On August 30, 1971, Grace joined as a uniformed security guard for Rochdale Village Inc. in Trenton, New Jersey, but was fired on December 30, 1971, for "excessive absence" because of a family emergency involving his ailing father. He fled back to New York for several months before returning to New Jersey on April 7, 1972, and brought back his Pinkerton job.

==Investigation==
After the shooting, police officers entered the Turnersville motel room where Grace stayed prior to the shooting. According to investigators, Grace's room was reported as "dingy" with stucco and paneling on the walls. The handles on the chest of drawers were broken, and the mirror was completely faded. Inside the broken chests contains a $63.69 insurance bill that was due 10 days prior to the shooting, as well as two bottles of aspirin gun-stocks, barrel extensions, more ammunition, and two books. One of the two books was titled New Day, Adventure from the Bible and the other being My Way of Life. The clock radio was unplugged and a gray suit hung limply from a wire hanger in the closet. Police also investigated his Volkswagen, that was purchased by Grace in New York, sitting at the parking lot of the Heritage Building. Inside, investigators found a Pinkerton badge on his seat, and a map in his car with large X's over Cherry Hill and Pennsauken.

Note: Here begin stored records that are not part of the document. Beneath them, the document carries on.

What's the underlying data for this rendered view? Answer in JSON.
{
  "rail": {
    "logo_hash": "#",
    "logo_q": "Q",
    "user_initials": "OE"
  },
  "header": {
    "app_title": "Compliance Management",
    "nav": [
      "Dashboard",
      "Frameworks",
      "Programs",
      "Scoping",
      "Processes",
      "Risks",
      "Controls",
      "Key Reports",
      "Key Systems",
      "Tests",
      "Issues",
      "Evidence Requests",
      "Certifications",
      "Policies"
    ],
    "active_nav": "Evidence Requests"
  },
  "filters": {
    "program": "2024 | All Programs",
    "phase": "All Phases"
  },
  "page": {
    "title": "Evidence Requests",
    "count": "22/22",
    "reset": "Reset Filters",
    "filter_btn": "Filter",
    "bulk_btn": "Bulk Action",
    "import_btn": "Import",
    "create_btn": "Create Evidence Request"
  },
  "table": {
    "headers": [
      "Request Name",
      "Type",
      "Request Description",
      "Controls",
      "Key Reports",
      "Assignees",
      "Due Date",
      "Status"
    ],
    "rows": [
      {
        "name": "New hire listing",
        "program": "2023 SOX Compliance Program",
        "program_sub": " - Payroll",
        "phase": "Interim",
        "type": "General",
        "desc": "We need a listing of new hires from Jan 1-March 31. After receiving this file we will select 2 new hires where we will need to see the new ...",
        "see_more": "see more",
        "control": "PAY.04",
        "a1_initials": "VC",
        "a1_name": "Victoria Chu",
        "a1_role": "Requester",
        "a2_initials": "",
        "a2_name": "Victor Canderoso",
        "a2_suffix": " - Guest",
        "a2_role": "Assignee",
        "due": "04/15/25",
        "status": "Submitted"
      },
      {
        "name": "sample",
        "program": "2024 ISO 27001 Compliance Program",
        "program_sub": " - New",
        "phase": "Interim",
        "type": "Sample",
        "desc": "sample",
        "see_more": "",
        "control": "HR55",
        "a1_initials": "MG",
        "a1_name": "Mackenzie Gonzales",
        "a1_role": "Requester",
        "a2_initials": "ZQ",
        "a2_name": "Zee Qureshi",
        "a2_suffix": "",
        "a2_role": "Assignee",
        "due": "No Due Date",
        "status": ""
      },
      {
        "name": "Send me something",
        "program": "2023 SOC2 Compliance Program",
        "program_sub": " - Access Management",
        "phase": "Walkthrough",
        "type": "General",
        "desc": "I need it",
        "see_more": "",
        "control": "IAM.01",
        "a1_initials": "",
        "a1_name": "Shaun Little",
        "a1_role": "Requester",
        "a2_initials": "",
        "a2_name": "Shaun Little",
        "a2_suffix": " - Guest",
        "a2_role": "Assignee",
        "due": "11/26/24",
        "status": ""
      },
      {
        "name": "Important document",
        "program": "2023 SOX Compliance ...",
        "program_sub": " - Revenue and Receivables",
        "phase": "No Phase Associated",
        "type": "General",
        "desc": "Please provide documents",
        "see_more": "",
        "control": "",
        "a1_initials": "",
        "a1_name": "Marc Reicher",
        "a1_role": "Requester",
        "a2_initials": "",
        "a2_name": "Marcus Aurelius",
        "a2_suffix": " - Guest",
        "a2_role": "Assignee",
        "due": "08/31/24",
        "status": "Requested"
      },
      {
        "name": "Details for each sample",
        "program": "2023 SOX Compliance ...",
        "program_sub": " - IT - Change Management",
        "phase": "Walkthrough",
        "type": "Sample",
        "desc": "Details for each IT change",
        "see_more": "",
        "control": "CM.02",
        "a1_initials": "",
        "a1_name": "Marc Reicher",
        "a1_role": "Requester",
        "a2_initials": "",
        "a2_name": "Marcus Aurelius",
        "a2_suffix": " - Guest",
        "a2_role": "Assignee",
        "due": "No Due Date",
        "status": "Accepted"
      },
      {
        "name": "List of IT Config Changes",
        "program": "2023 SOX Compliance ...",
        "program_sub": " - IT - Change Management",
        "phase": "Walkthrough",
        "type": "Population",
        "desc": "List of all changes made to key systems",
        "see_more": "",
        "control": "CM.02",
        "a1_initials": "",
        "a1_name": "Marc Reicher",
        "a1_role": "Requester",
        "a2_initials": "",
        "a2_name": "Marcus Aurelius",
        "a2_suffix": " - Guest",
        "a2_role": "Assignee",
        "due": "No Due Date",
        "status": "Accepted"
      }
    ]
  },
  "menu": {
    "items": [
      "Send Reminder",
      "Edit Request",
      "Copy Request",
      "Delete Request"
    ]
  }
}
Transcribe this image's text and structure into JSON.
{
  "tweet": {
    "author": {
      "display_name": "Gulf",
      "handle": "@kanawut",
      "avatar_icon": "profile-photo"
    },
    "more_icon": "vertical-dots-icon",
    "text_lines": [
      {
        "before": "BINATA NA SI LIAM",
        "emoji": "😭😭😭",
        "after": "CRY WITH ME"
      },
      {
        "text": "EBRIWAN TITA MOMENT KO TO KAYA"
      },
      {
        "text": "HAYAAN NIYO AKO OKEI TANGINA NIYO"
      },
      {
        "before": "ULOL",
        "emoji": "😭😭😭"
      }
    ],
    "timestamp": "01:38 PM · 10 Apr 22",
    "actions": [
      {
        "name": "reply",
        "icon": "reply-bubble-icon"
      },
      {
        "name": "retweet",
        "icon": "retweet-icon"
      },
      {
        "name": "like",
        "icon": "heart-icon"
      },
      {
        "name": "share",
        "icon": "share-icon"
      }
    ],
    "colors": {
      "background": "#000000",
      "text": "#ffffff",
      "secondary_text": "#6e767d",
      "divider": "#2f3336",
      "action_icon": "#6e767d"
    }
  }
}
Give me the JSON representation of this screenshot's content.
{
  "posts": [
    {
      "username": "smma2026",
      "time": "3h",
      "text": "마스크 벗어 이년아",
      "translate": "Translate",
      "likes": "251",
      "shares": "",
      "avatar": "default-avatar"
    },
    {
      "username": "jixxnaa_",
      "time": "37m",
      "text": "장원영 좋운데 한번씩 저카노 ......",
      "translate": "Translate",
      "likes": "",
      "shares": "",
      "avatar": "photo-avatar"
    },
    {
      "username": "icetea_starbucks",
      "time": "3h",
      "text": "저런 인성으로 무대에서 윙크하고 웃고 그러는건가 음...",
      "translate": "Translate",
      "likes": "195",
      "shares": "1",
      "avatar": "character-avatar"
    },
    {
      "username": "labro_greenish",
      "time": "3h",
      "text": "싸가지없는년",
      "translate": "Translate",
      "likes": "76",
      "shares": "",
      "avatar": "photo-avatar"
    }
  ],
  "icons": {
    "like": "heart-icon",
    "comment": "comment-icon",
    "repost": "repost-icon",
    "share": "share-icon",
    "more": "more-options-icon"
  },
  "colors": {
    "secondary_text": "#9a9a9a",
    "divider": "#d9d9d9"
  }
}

Police later recovered a card that was written by Grace himself, all taped on a metal frame of the motel's mailbox, that was written hours before the shooting, reading: "Beyond this place of wrath and tears looms but the horror of the shade, and yet the menace of the years finds, and shall find me unafraid. It matters not how strait the gate, how charged with punishments the scroll, I am the master of my fate. I am the captain of my soul." The word "Invictus" was written underneath the message, with the word being Latin for "unconquered". Despite the shooting not being ruled out as androcide nor motivated by misandry, authorities confirmed that Grace targeted his male employees as an act of workplace revenge over his frustration on his employment agency.